ここまで見てきたデータや分析結果は、あくまでも状況証拠である。ある程度の格差は観察されたように思えるが、これが課長層の地盤沈下かどうかは明確にはわからない。逆にここで見られた傾向は、課長層の地盤沈下ではなく、部長層の上昇だとも考えられる。部長層の選抜が絞り込まれ、経営層レベルに近づく中、考えられる可能性かもしれない。だが、いずれにしても問題は、課長層で、経営参画や発言の機会が少なく、成長を促すチャレンジングな仕事もなく、仕事上の裁量も不十分で、納得感や尊重されているという感覚が乏しくなっていることなのである。また、その中で、給与は相対的に見て上昇せず、仕事の量と労働時間は増えている可能性がある。
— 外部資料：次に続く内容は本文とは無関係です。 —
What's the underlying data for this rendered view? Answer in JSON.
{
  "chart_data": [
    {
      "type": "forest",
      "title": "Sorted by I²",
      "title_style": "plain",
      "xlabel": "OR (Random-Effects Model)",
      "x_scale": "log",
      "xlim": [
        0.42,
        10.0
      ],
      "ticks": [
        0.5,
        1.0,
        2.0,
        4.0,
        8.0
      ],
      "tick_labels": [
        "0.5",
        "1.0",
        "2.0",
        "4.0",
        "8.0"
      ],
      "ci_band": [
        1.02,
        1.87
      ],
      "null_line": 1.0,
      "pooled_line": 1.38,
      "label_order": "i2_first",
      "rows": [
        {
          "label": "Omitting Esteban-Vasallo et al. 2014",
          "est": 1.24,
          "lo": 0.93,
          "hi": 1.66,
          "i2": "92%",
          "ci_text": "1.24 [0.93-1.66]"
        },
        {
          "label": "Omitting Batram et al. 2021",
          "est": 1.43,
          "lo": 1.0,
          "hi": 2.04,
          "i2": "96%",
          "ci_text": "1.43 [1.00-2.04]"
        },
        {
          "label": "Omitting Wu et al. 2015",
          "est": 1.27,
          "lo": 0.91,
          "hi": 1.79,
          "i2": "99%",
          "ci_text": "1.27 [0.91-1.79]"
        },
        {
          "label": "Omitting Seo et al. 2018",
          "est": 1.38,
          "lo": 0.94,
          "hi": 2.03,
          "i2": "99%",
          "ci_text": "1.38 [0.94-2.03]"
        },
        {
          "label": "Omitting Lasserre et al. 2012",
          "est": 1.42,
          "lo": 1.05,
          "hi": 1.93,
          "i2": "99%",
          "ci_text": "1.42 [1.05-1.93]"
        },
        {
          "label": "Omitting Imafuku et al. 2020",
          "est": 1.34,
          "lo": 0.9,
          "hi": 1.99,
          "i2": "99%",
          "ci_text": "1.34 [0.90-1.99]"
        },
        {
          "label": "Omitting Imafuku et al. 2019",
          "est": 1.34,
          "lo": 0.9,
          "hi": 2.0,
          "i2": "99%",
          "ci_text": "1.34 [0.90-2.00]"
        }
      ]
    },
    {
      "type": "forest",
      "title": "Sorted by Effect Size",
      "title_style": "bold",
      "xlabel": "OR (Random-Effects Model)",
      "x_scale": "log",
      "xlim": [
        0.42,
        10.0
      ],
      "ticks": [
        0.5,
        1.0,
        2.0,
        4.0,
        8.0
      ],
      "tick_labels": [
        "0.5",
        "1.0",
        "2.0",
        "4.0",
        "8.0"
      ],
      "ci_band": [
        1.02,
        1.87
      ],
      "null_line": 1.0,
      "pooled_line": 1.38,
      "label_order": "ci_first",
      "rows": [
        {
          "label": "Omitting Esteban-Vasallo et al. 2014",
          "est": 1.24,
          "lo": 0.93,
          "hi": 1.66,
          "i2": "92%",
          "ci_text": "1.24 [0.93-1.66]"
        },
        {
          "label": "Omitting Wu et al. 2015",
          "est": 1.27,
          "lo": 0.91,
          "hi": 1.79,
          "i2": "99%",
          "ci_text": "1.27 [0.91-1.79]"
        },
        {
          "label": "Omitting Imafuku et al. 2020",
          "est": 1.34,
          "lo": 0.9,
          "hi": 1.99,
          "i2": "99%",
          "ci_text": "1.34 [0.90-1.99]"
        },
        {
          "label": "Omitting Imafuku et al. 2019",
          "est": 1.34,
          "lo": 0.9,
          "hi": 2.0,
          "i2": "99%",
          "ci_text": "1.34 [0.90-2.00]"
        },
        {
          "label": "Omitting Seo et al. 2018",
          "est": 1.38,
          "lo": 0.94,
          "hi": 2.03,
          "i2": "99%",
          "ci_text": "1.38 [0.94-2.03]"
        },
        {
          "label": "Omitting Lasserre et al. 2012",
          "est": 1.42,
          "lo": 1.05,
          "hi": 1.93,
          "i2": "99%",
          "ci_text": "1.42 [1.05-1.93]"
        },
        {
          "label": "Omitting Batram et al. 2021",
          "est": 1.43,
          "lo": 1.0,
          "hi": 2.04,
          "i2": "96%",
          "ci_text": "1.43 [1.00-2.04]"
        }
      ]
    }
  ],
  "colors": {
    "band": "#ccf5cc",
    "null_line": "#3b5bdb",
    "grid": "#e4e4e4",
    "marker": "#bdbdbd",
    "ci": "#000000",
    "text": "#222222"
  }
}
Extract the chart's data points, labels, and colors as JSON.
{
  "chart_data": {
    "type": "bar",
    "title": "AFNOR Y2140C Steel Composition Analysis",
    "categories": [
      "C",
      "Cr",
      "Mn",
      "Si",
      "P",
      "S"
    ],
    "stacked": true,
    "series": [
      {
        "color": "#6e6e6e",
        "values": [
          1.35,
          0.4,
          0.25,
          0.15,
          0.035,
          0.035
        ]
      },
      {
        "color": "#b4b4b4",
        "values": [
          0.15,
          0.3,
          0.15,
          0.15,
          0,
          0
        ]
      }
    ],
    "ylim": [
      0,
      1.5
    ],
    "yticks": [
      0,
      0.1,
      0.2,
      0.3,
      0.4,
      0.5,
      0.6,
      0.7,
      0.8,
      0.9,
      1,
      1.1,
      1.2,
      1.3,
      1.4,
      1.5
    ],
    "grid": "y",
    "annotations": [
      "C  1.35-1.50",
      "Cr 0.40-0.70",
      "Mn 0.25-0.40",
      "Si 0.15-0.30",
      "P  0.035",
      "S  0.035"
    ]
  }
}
『なぜ真面目な課長ほどできる若手をつぶすのか』(http://president.jp/articles/-/5765)で、私は、ミドルマネジメントを、ローマ神話の双面神ヤヌスにたとえ、まさにミドルがトップ(経営層)とボトム(現場)の中間に位置することで発揮できる戦略性が、組織の競争力にとって重要だと主張した。そのときには、ミドルが誰かについては特にこだわらなかったが、考えてみると、本当にトップとボトムの結節点にいるのは、ミドルの中でも課長層であろう。部長層が今までより経営層に近づくなかで、ボトムとトップを繋げるのは課長層なのである。その意味で、真のミドルは課長なのであり、組織力を保つためには、課長層を育て、活性化することが重要なのである。

今、日本の企業の課長層がそうした位置づけにあるのか。課長層がただ忙しく働き、権限も与えられず、成長の機会もなく、すり減っていないか。さらに、次の部長層、次の次の経営層は、現在の課長層から出てくるのである。優秀な課長を探し出し、育てる努力をしているか。

冒頭の母と子の会話にあるように、課長になることは、稀で名誉で、“すごい”ことなのである。でも、課長になった後で、どれだけすごいことができるのか。こうしたことが問われ始めている。経営者として、この問題意識は大切である。